所以先了解客户端怎么发送数据,才能知道服务端怎么接收数据。使用Driver, 读取Cassandra版本的简单示例 如下:
Cluster cluster = Cluster.builder().addContactPoints(CONTACT_POINTS).withPort(PORT)
.build();
Session session = cluster.connect();
ResultSet rs = session.execute("select release_version from system.local");
Row row = rs.one();
String releaseVersion = row.getString("release_version");
Session是客户端建立的和服务端的会话连接对象,当connect连接建立成功后,实际上客户端和服务端的网络通道已经都打通了。Connection是客户端和服务端节点实际的连接处理对象。

DataStax的Driver是Netty的客户端,Cassadra的nativeServer是Netty的服务端。所以Driver采用Bootstrap连接服务端,服务端采用ServerBootstrap接受客户端的连接。
class Connection {ListenableFuture<Void> initAsync() {
Bootstrap bootstrap = factory.newBootstrap();
ProtocolOptions protocolOptions = factory.configuration.getProtocolOptions();
bootstrap.handler(
new Initializer(this, protocolVersion, protocolOptions.getCompression().compressor(), protocolOptions.getSSLOptions(),
factory.configuration.getPoolingOptions().getHeartbeatIntervalSeconds(),
factory.configuration.getNettyOptions(),
factory.configuration.getCodecRegistry()));
ChannelFuture future = bootstrap.connect(address);
}
}
客户端实际的Handler主要是Initializer,而其中处理请求的是Connection.Dispatcher
private static class Initializer extends ChannelInitializer<SocketChannel> {// Stateless handlers
private static final Message.ProtocolDecoder messageDecoder = new Message.ProtocolDecoder();
private static final Message.ProtocolEncoder messageEncoderV4 = new Message.ProtocolEncoder(ProtocolVersion.V4);
private static final Frame.Encoder frameEncoder = new Frame.Encoder();
private final Connection connection;
private final FrameCompressor compressor;
private final NettyOptions nettyOptions;
private final ChannelHandler idleStateHandler;
private final CodecRegistry codecRegistry;
protected void initChannel(SocketChannel channel) throws Exception {
// set the codec registry so that it can be accessed by ProtocolDecoder
channel.attr(Message.CODEC_REGISTRY_ATTRIBUTE_KEY).set(codecRegistry);
ChannelPipeline pipeline = channel.pipeline();
pipeline.addLast("frameDecoder", new Frame.Decoder());
pipeline.addLast("frameEncoder", frameEncoder);
if (compressor != null) {
pipeline.addLast("frameDecompressor", new Frame.Decompressor(compressor));
pipeline.addLast("frameCompressor", new Frame.Compressor(compressor));
}
pipeline.addLast("messageDecoder", messageDecoder);
pipeline.addLast("messageEncoder", messageEncoderFor(protocolVersion));
pipeline.addLast("idleStateHandler", idleStateHandler);
pipeline.addLast("dispatcher", connection.dispatcher);
nettyOptions.afterChannelInitialized(channel);
}
}
Dispatcher看起来只是负责读取消息的响应结果
class Dispatcher extends SimpleChannelInboundHandler<Message.Response> {protected void channelRead0(ChannelHandlerContext ctx, Message.Response response) throws Exception {
int streamId = response.getStreamId();
ResponseHandler handler = pending.remove(streamId);
handler.cancelTimeout();
handler.callback.onSet(Connection.this, response, System.nanoTime() - handler.startTime, handler.retryCount);
if (isClosed()) tryTerminate(false);
}
}
那么客户端在哪里发送数据呢?我们从示例的session.execute看看能不能找到发送消息的线索。
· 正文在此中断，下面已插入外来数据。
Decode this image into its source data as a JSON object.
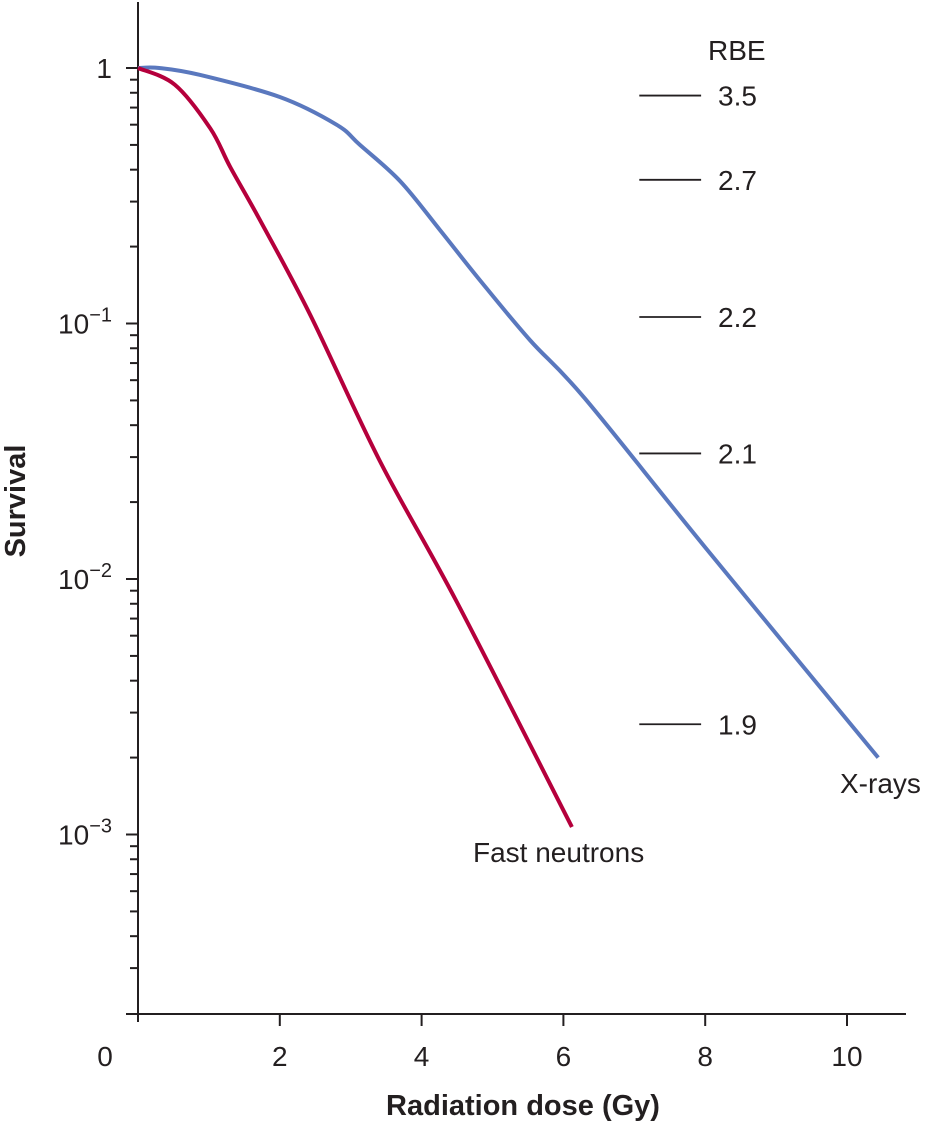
{
  "chart_data": {
    "type": "line",
    "title": "",
    "xlabel": "Radiation dose (Gy)",
    "ylabel": "Survival",
    "xlim": [
      0,
      10.9
    ],
    "ylim": [
      0.0002,
      1.8
    ],
    "yscale": "log",
    "grid": false,
    "x_ticks": [
      0,
      2,
      4,
      6,
      8,
      10
    ],
    "x_tick_labels": [
      "0",
      "2",
      "4",
      "6",
      "8",
      "10"
    ],
    "y_ticks": [
      1,
      0.1,
      0.01,
      0.001
    ],
    "y_tick_labels": [
      {
        "base": "1",
        "exp": ""
      },
      {
        "base": "10",
        "exp": "−1"
      },
      {
        "base": "10",
        "exp": "−2"
      },
      {
        "base": "10",
        "exp": "−3"
      }
    ],
    "series": [
      {
        "name": "X-rays",
        "label": "X-rays",
        "color": "#5a78be",
        "x": [
          0.0,
          0.3,
          0.87,
          2.0,
          2.8,
          3.13,
          3.7,
          4.26,
          4.82,
          5.53,
          6.3,
          8.0,
          10.44
        ],
        "y": [
          1.0,
          1.0,
          0.94,
          0.77,
          0.6,
          0.5,
          0.36,
          0.232,
          0.148,
          0.086,
          0.051,
          0.0133,
          0.002
        ]
      },
      {
        "name": "Fast neutrons",
        "label": "Fast neutrons",
        "color": "#b5003c",
        "x": [
          0.0,
          0.52,
          1.02,
          1.3,
          1.72,
          2.43,
          3.41,
          4.5,
          6.12
        ],
        "y": [
          1.0,
          0.86,
          0.58,
          0.41,
          0.254,
          0.108,
          0.029,
          0.0081,
          0.00107
        ]
      }
    ],
    "rbe": {
      "title": "RBE",
      "x_range": [
        7.0,
        7.9
      ],
      "marks": [
        {
          "survival": 0.78,
          "label": "3.5"
        },
        {
          "survival": 0.365,
          "label": "2.7"
        },
        {
          "survival": 0.106,
          "label": "2.2"
        },
        {
          "survival": 0.031,
          "label": "2.1"
        },
        {
          "survival": 0.0027,
          "label": "1.9"
        }
      ]
    }
  }
}
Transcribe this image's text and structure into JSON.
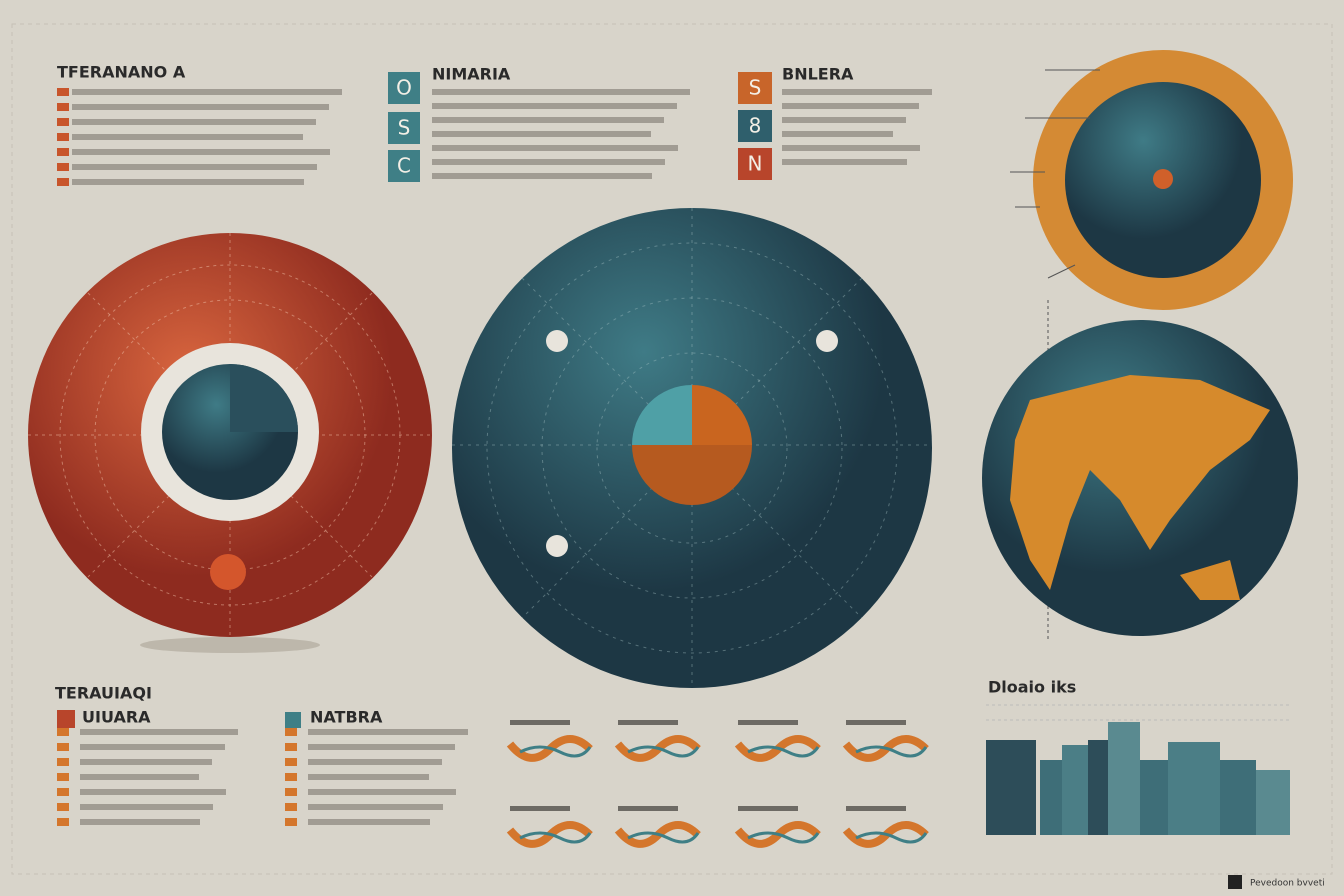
{
  "header": {
    "title": "TFERANANO A"
  },
  "panel_a": {
    "title": "NIMARIA",
    "icons": [
      "O",
      "S",
      "C"
    ]
  },
  "panel_b": {
    "title": "BNLERA",
    "icons": [
      "S",
      "8",
      "N"
    ]
  },
  "lower": {
    "title": "TERAUIAQI",
    "list_a": "UIUARA",
    "list_b": "NATBRA"
  },
  "bar_panel": {
    "title": "Dloaio iks"
  },
  "footer": {
    "text": "Pevedoon bvveti"
  }
}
public ResultSetFuture executeAsync(final Statement statement) {DefaultResultSetFuture future = new DefaultResultSetFuture(this, cluster.manager.protocolVersion(), makeRequestMessage(statement, null));
new RequestHandler(this, future, statement).sendRequest();
return future;
}
makeRequestMessage会创建请求,那么sendRequest就会真正地发送请求了。
class RequestHandler {void sendRequest() {
startNewExecution();
}
private void startNewExecution() {
//future就是callback,因为future中会makeRequestMessage,所以这里可以获取callback的Request
Message.Request request = callback.request();
SpeculativeExecution execution = new SpeculativeExecution(request, position);
runningExecutions.add(execution);
execution.sendRequest(); //发送请求,request封装在execution中
}
}
SpeculativeExecution是推测执行,其中QueryPlan是查询计划(根据客户端设置的负载均衡策略,路由客户端请求到不同的host节点,这个host就是传说中的Coordinator)。
class SpeculativeExecution implements Connection.ResponseCallback {private final Message.Request request;
void sendRequest() {
Host host;
while (!isDone.get() && (host = queryPlan.next()) != null && !queryStateRef.get().isCancelled()) {
if (query(host)) return;
}
reportNoMoreHosts(this);
}
private boolean query(final Host host) {
HostConnectionPool currentPool = manager.pools.get(host);
if (allowSpeculativeExecutions && nextExecutionScheduled.compareAndSet(false, true))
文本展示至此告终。